Attorney General Pam Bondi on Monday directed the Justice Department to move forward with a probe into the origins of the Trump-Russia investigation.
The recent release of documents aimed at undermining the legitimacy of the inquiry that established that Moscow interfered on President Donald Trump’s behalf in the 2016 U.S. presidential election prompted the probe.
Grand jury investigation
What we know:
Bondi has directed a prosecutor to present evidence to a grand jury after referrals from the Trump administration's top intelligence official, a person familiar with the matter said Monday.
That person was not authorized to discuss it by name and spoke on condition of anonymity to The Associated Press.
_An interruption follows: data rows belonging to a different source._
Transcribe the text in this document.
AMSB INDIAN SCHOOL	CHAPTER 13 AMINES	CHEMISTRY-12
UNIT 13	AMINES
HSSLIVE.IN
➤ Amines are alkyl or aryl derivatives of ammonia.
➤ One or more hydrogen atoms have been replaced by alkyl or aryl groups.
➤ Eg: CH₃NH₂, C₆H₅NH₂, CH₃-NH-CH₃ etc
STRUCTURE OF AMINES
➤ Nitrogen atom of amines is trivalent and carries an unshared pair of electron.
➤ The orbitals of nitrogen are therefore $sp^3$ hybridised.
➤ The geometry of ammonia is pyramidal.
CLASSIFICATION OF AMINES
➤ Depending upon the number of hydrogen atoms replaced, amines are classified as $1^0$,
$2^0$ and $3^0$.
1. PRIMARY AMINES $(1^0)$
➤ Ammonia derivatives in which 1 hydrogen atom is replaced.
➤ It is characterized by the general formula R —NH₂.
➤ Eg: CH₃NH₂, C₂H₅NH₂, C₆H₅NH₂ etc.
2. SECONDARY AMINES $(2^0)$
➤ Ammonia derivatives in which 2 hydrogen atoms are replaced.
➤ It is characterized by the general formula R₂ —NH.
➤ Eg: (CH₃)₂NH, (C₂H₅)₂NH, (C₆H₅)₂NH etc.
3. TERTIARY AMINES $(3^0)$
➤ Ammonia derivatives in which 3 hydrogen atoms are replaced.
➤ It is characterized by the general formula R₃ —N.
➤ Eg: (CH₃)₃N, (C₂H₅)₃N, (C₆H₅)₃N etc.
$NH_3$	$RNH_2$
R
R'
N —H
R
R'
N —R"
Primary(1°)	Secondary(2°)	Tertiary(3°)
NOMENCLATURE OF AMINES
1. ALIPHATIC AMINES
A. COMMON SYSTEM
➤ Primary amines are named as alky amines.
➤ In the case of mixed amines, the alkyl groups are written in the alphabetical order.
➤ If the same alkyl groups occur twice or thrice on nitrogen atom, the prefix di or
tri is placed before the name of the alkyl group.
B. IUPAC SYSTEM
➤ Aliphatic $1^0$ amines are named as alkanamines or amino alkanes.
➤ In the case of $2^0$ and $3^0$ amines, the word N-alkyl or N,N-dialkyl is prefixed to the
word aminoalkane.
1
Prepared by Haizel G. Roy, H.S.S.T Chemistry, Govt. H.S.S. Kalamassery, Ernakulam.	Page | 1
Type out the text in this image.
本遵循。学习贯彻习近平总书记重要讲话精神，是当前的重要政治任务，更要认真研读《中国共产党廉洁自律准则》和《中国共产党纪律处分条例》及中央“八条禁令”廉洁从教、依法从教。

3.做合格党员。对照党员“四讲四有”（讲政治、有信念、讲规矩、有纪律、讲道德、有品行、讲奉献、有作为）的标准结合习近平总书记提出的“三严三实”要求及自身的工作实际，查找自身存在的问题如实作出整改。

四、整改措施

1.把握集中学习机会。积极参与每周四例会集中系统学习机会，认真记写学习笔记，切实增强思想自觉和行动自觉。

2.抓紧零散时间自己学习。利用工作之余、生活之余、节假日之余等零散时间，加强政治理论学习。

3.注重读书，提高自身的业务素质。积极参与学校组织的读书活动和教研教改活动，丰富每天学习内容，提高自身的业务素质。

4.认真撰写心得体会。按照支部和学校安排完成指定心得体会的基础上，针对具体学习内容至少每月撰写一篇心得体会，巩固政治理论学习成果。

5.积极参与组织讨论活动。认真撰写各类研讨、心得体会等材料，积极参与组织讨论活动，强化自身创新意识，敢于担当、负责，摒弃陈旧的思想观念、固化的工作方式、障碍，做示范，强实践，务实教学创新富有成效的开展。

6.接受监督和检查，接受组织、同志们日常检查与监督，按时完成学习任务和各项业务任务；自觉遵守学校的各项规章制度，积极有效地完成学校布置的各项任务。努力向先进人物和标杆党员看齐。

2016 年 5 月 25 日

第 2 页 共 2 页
Fox News first reported the development.
What we don't know:
It was not clear which former officials might be the target of any grand jury activity, where the grand jury that might ultimately hear evidence will be located or which prosecutors — whether career employees or political appointees — might be involved in pursuing the investigation.
It was also not clear what precise claims of misconduct Trump administration officials believe could form the basis of criminal charges, which a grand jury would have to sign off on for an indictment to be issued.
‘Russiagate’
The backstory:
The FBI's Russia investigation was opened on July 31, 2016, following a tip that a Trump campaign adviser, George Papadopoulos, had told a Russian diplomat that Russia was in possession of dirt on Clinton.
The investigation resulted in the appointment of a special counsel, Robert Mueller, who secured multiple convictions against Trump aides and allies but did not establish proof of a criminal conspiracy between Moscow and the Trump campaign.
The inquiry shadowed much of Trump's first term and he has long focused his ire on senior officials from the intelligence and law enforcement community, including former FBI Director James Comey, whom he fired in May 2017, and former CIA Director John Brennan.
The Justice Department appeared to confirm an investigation into both men in an unusual statement last month but offered no details.
Multiple special counsels, congressional committees and the Justice Department's own inspector general have studied and documented a multi-pronged effort by Russia to interfere in the 2016 presidential election on Trump's behalf, including through a hack-and-leak dump of Democratic emails and a covert social media operation aimed at sowing discord and swaying public opinion.
But that conclusion has been aggressively challenged in recent weeks as Trump's director of national intelligence and other allies have released previously classified records that they hope will cast doubt on the extent of Russian interference and establish an Obama administration effort to falsely link Trump to Russia.
The Source: Information for this article was taken from The Associated Press and FOX News.